Dem schottischen Power-Trio ist mit "Powertrippin'" ein Album geglückt, das eine Menge Reize hat, sich bewusst zwischen verschiedenen Polen positioniert und letztlich Spaß macht - und auch heute noch frisch und unverbraucht wird. Ein Kompliment, das man nicht allen Alben dieser Zeit machen kann. Nicht selten ärgere ich mich selbst darüber, dass die Band bei mir nur mit diesem einen Album im CD-Schrank vertreten ist, doch waren die Kritiken zum Nachfolger "Crank" seinerzeit vielfach regelrecht vernichtend. Heute lege ich "Powertrippin'" gerne auf, wenn Hausarbeit ansteht - oder einfach gute Laune. Kurioserweise gelingt dem Ding in seiner Gesamtheit ein absoluter Spagat aus Ernsthaftigkeit, Rock'n Roll Attitüde und einer ungreifbaren Düsternis, die zwischen all dem immer wieder aufblitzt und dem Album einen ganz eigenen Stempel aufdrückt.
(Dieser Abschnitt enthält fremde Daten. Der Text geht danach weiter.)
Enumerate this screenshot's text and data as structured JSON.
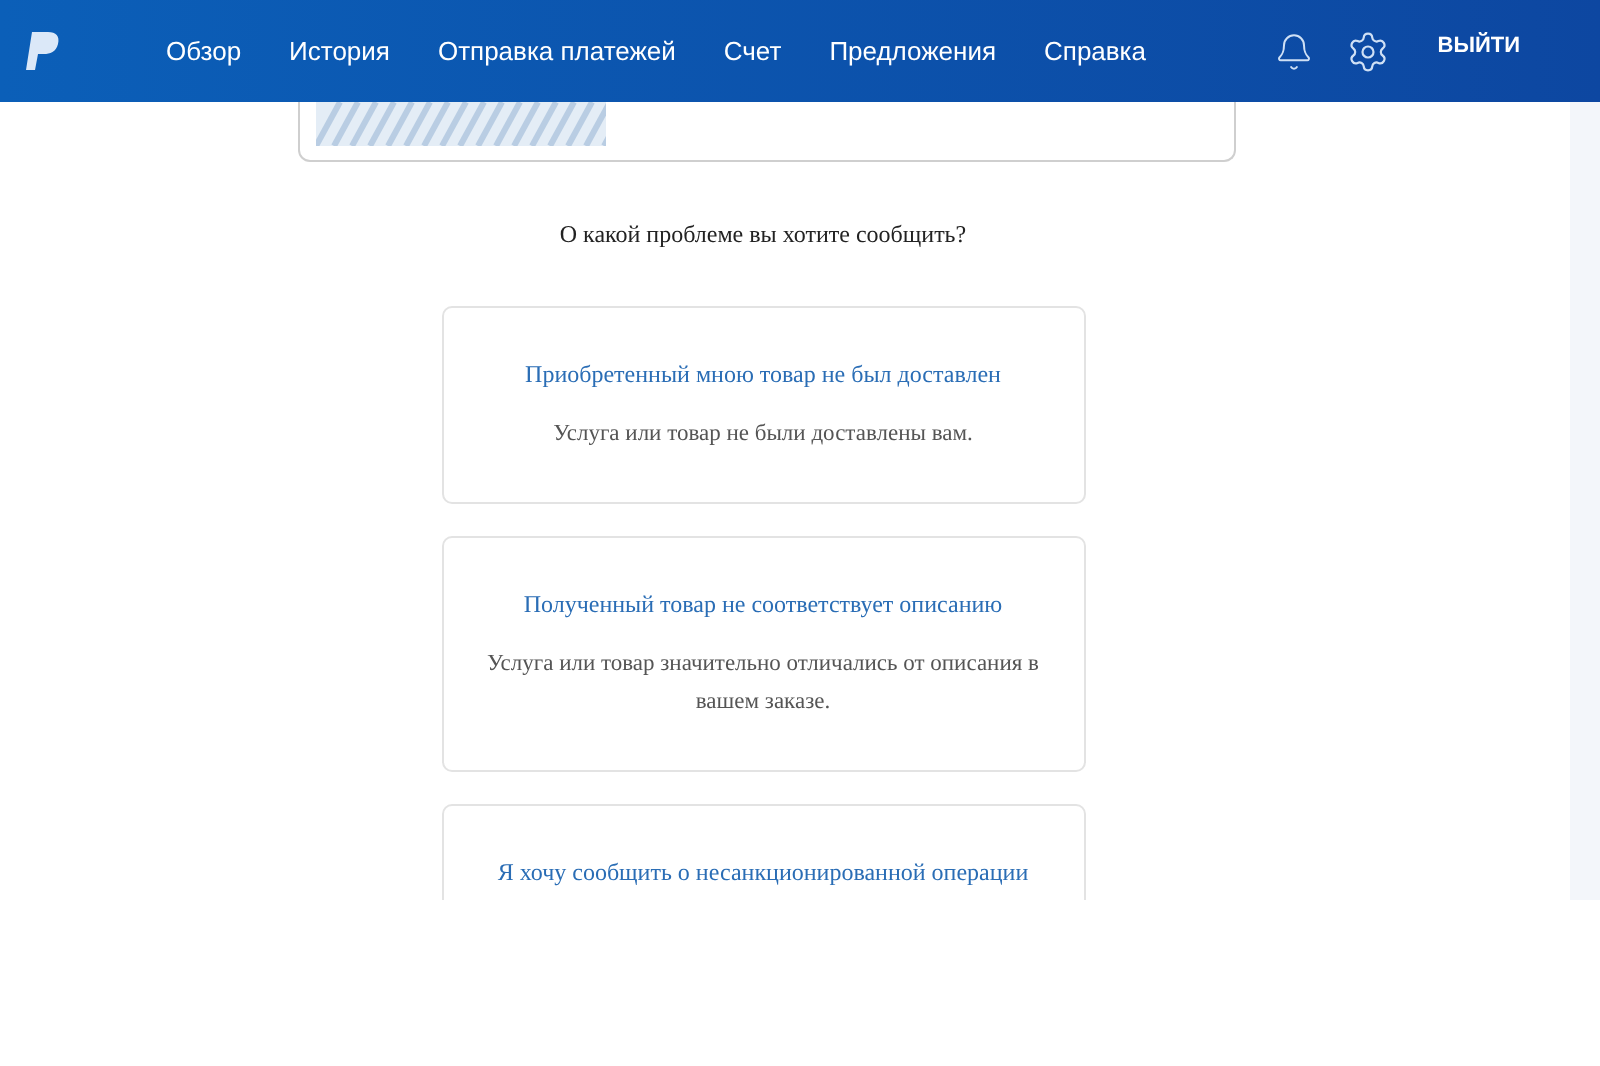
{
  "nav": {
    "items": [
      {
        "label": "Обзор"
      },
      {
        "label": "История"
      },
      {
        "label": "Отправка платежей"
      },
      {
        "label": "Счет"
      },
      {
        "label": "Предложения"
      },
      {
        "label": "Справка"
      }
    ],
    "logout": "ВЫЙТИ"
  },
  "question": "О какой проблеме вы хотите сообщить?",
  "options": [
    {
      "title": "Приобретенный мною товар не был доставлен",
      "description": "Услуга или товар не были доставлены вам."
    },
    {
      "title": "Полученный товар не соответствует описанию",
      "description": "Услуга или товар значительно отличались от описания в вашем заказе."
    },
    {
      "title": "Я хочу сообщить о несанкционированной операции"
    }
  ]
}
Höre ich ab und an in neuere Pearl-Jam-Werke hinein ("Backspacer" ist so ein klassischer Fall - eines der PJ-Alben, die meine Frau nicht selten mal aus dem Hut zaubert), dann fühle ich mich an ein "Powertrippin'" - Light erinnert, sind doch die Melodien von Vedder im wesentlichen schmeichlerischer und nicht mit so vielen Widerhaken versehen, versprühen aber doch diese Melancholie, die auch diesem Almighty-Werk innewohnen.
Ein im positiven Sinne "seltsames" Album - und vielleicht auch deshalb bis heute so interessant und spannend.